Sampai di Stasiun Purwokerto sebagian penumpang turun. Suasana gerbong menjadi agak lega. Namun, saya tak berhasil mendapatkan kursi kosong warisan penumpang yang turun.
Kabar baiknya saya tidak lagi berdiri berimpitan. Nasib kedua kaki ini setingkat lebih baik. Dari berdiri menjadi duduk di lantai kereta hingga tiba di Jakarta. Pastilah beralaskan koran bekas yang telah saya persiapkan dari rumah.
Jangan lupa. Sebelum Pak Jonan beraksi, penumpang kereta api Indonesia memang dituntut sigap dan pantang menyerah di segala cuaca. Plus tangguh dan penuh inisiatif membawa properti demi kenyamanan diri.
Bapak Berkumis dan Waria Pengamen
Di antara sekian banyak perjalanan dengan kereta api Indonesia, terkhusus yang jarak jauh, ada satu perjalanan yang paling berkesan. Yup! Itulah perjalanan dari Jakarta ke Yogyakarta bersama 3 teman kuliah, setelah kami sama-sama mengikuti tes jadi peneliti di Pusat Bahasa.
Selain kini menjadi kenangan yang ternyata susah sekali diulang, perjalanan kami saat itu menjadi tak terlupakan karena kehirukpikukannya. Yang membuat kami menjadi pusat perhatian orang segerbong!
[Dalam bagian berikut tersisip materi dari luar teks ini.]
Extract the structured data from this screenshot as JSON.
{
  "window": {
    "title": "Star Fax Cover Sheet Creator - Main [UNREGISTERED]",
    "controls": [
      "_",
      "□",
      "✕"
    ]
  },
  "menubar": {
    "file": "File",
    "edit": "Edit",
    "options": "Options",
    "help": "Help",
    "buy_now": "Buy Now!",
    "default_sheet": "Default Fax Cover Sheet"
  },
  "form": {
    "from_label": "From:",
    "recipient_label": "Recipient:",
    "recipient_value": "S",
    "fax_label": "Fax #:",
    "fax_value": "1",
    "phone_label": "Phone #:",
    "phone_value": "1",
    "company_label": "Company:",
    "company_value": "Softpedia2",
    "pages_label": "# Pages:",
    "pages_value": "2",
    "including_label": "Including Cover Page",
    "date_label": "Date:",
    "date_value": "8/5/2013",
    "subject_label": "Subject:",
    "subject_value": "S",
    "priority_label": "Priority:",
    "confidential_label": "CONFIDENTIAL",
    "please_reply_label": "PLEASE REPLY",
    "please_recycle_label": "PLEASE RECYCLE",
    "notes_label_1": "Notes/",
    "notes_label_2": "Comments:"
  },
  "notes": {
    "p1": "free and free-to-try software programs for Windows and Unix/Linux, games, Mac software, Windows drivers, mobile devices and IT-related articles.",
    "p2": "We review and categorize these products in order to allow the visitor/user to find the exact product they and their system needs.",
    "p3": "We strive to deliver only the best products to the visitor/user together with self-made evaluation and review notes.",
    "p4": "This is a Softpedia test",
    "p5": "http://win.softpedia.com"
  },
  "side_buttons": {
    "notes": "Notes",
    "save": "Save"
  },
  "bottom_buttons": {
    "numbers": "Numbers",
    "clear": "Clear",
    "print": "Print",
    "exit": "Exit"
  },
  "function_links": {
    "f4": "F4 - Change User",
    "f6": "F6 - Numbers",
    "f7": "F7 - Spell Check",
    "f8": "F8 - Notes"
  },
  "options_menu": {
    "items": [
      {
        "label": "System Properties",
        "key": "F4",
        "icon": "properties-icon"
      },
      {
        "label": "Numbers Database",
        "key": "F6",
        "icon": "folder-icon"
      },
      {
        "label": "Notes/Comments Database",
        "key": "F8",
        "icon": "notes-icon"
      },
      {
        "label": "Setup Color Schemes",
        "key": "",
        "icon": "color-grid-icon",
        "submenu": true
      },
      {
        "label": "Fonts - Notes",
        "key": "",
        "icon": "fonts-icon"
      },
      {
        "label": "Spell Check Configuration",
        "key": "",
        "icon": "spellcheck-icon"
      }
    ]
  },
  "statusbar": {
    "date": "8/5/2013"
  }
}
Semula perjalanan berjalan biasa saja. Kebetulan kereta api tak penuh-penuh amat. Memang ada beberapa orang yang berdiri, tetapi mereka berdiri dengan nyaman terkendali.
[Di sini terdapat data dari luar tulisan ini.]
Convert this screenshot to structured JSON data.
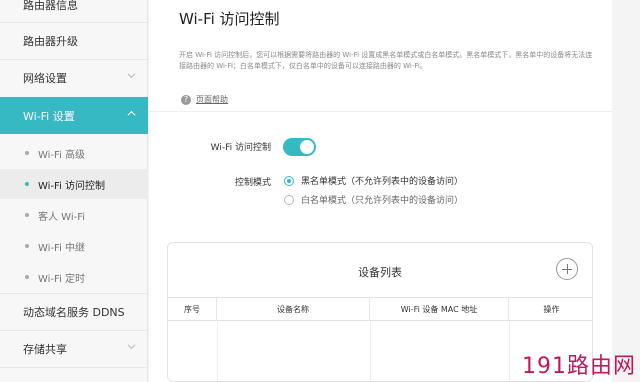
{
  "sidebar": {
    "items": [
      {
        "label": "路由器信息"
      },
      {
        "label": "路由器升级"
      },
      {
        "label": "网络设置"
      },
      {
        "label": "Wi-Fi 设置"
      },
      {
        "label": "动态域名服务 DDNS"
      },
      {
        "label": "存储共享"
      }
    ],
    "sub_items": [
      {
        "label": "Wi-Fi 高级"
      },
      {
        "label": "Wi-Fi 访问控制"
      },
      {
        "label": "客人 Wi-Fi"
      },
      {
        "label": "Wi-Fi 中继"
      },
      {
        "label": "Wi-Fi 定时"
      }
    ]
  },
  "main": {
    "title": "Wi-Fi 访问控制",
    "description": "开启 Wi-Fi 访问控制后，您可以根据需要将路由器的 Wi-Fi 设置成黑名单模式或白名单模式。黑名单模式下，黑名单中的设备将无法连接路由器的 Wi-Fi；白名单模式下，仅白名单中的设备可以连接路由器的 Wi-Fi。",
    "help_link": "页面帮助",
    "access_control_label": "Wi-Fi 访问控制",
    "access_control_enabled": true,
    "mode_label": "控制模式",
    "modes": [
      {
        "label": "黑名单模式（不允许列表中的设备访问）",
        "selected": true
      },
      {
        "label": "白名单模式（只允许列表中的设备访问）",
        "selected": false
      }
    ],
    "device_list": {
      "title": "设备列表",
      "columns": [
        "序号",
        "设备名称",
        "Wi-Fi 设备 MAC 地址",
        "操作"
      ],
      "rows": []
    }
  },
  "watermark": "191路由网",
  "colors": {
    "accent": "#37b9c4",
    "watermark": "#c2185b"
  }
}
Sementara yang duduk ada yang terkantuk-kantuk. Ada yang melamun, sesekali membaca koran, atau tak henti-henti mengobrol dengan penumpang lain di sebelahnya.
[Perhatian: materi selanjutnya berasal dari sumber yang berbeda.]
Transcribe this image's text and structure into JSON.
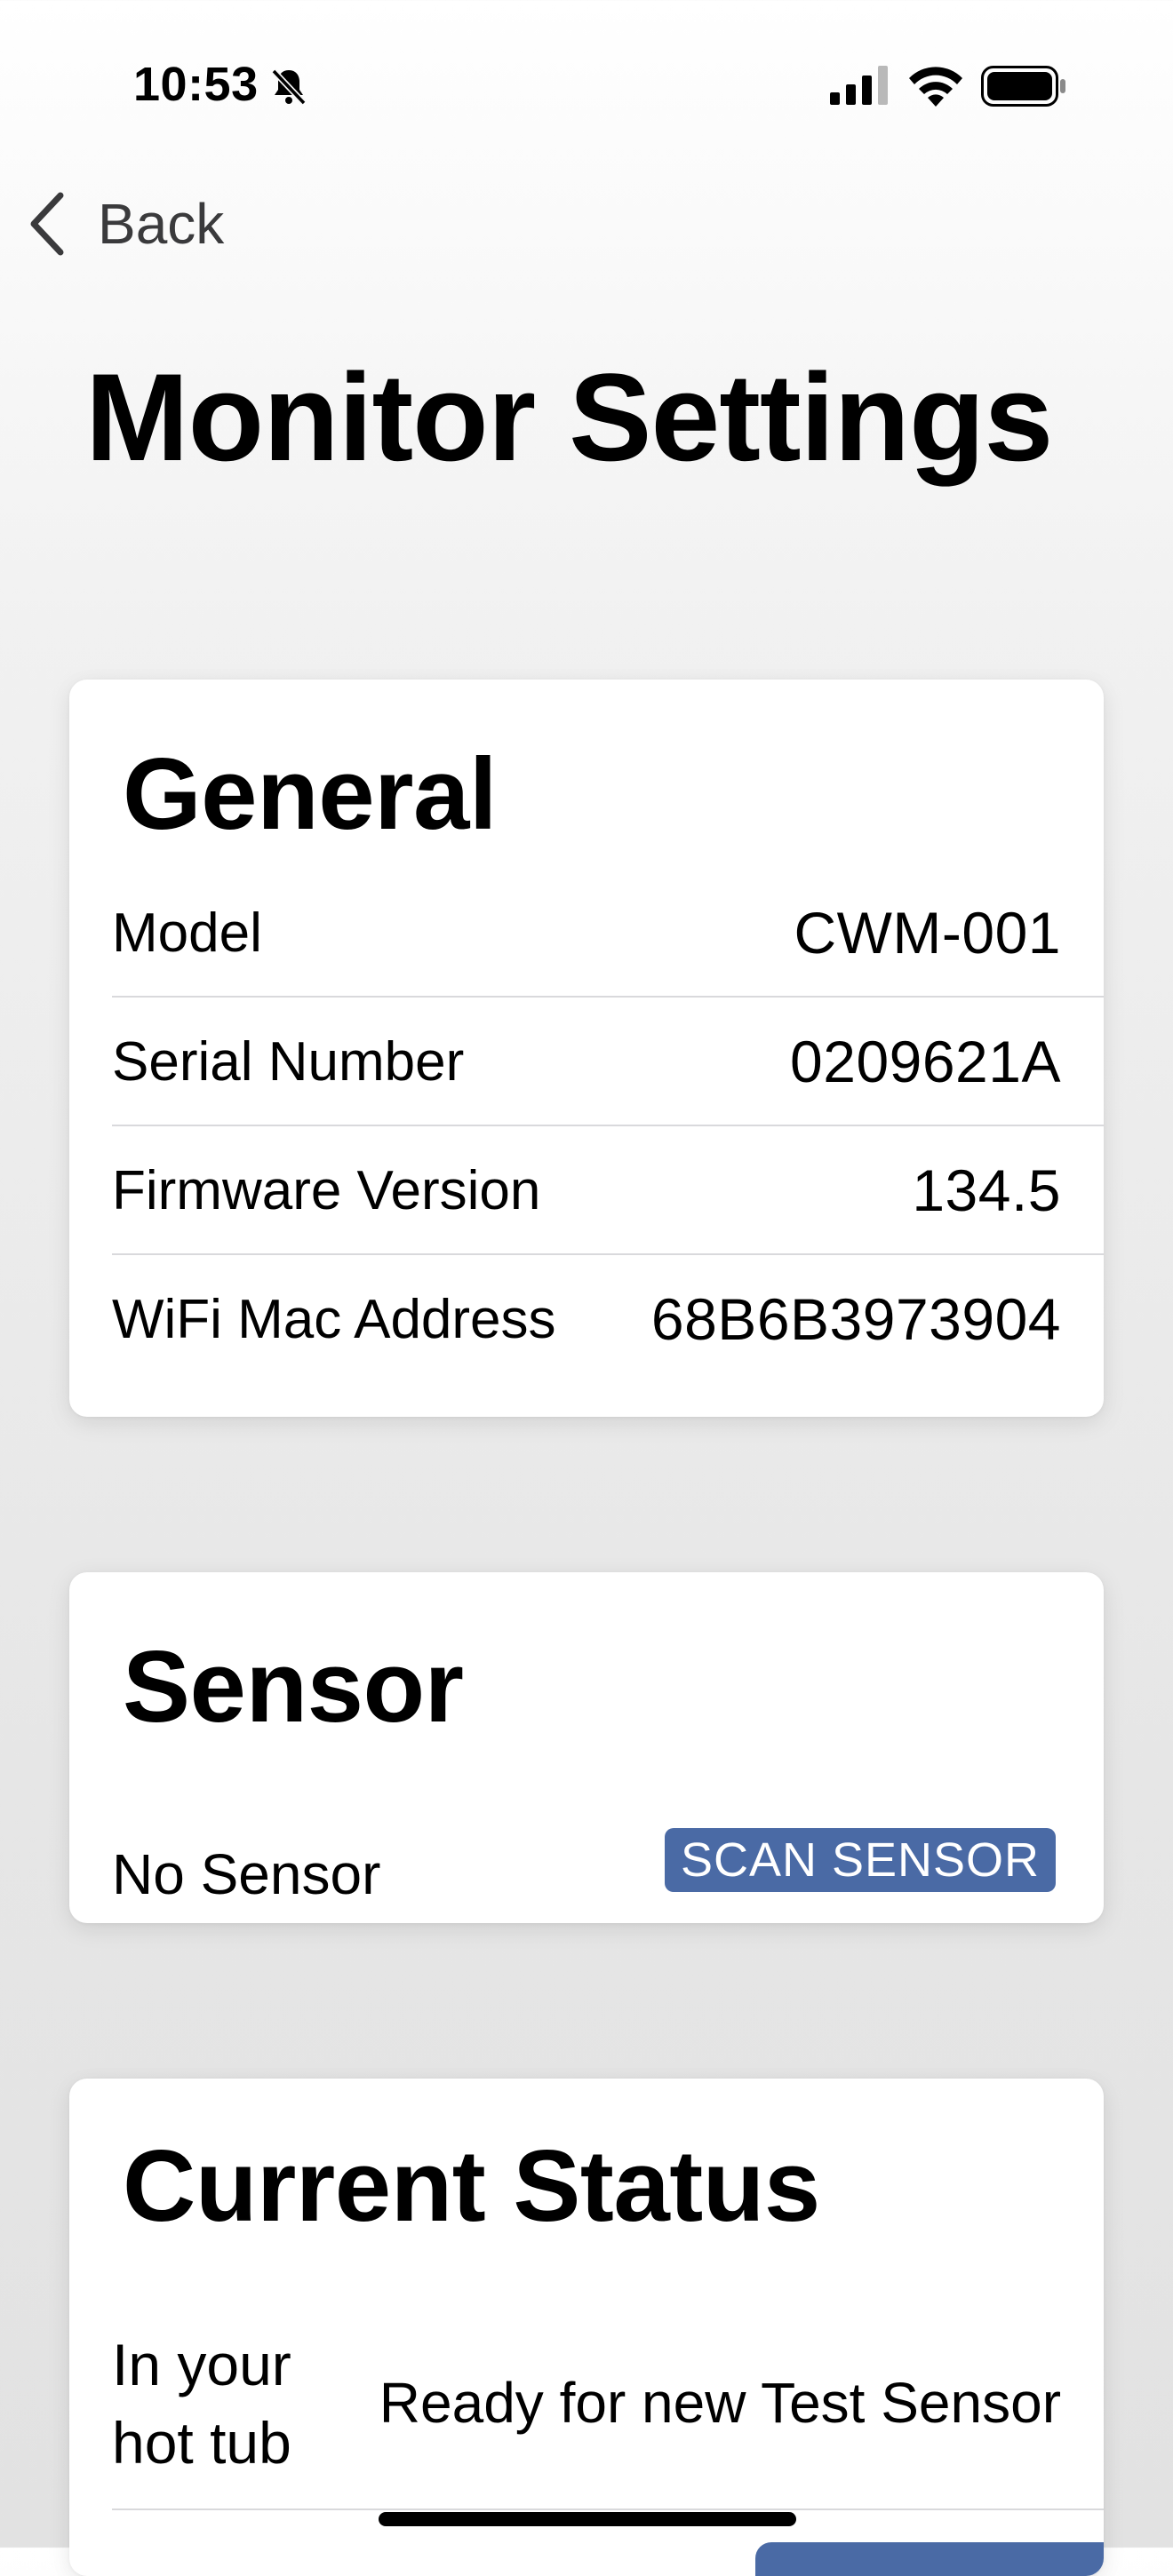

Jangan lupa. Tahun 2000-an HP belum merajalela seperti sekarang. Itulah sebabnya, para penumpang tidak ada yang internetan untuk mengisi waktu selama perjalanan.
Adapun kami berempat, walaupun saling kenal dan duduk saling berhadapan, tak banyak cakap. Mungkin tatkala itu imajinasi kami yang lebih banyak bermain. Plus tentunya, kami sibuk mengamati apa saja yang bisa diamati.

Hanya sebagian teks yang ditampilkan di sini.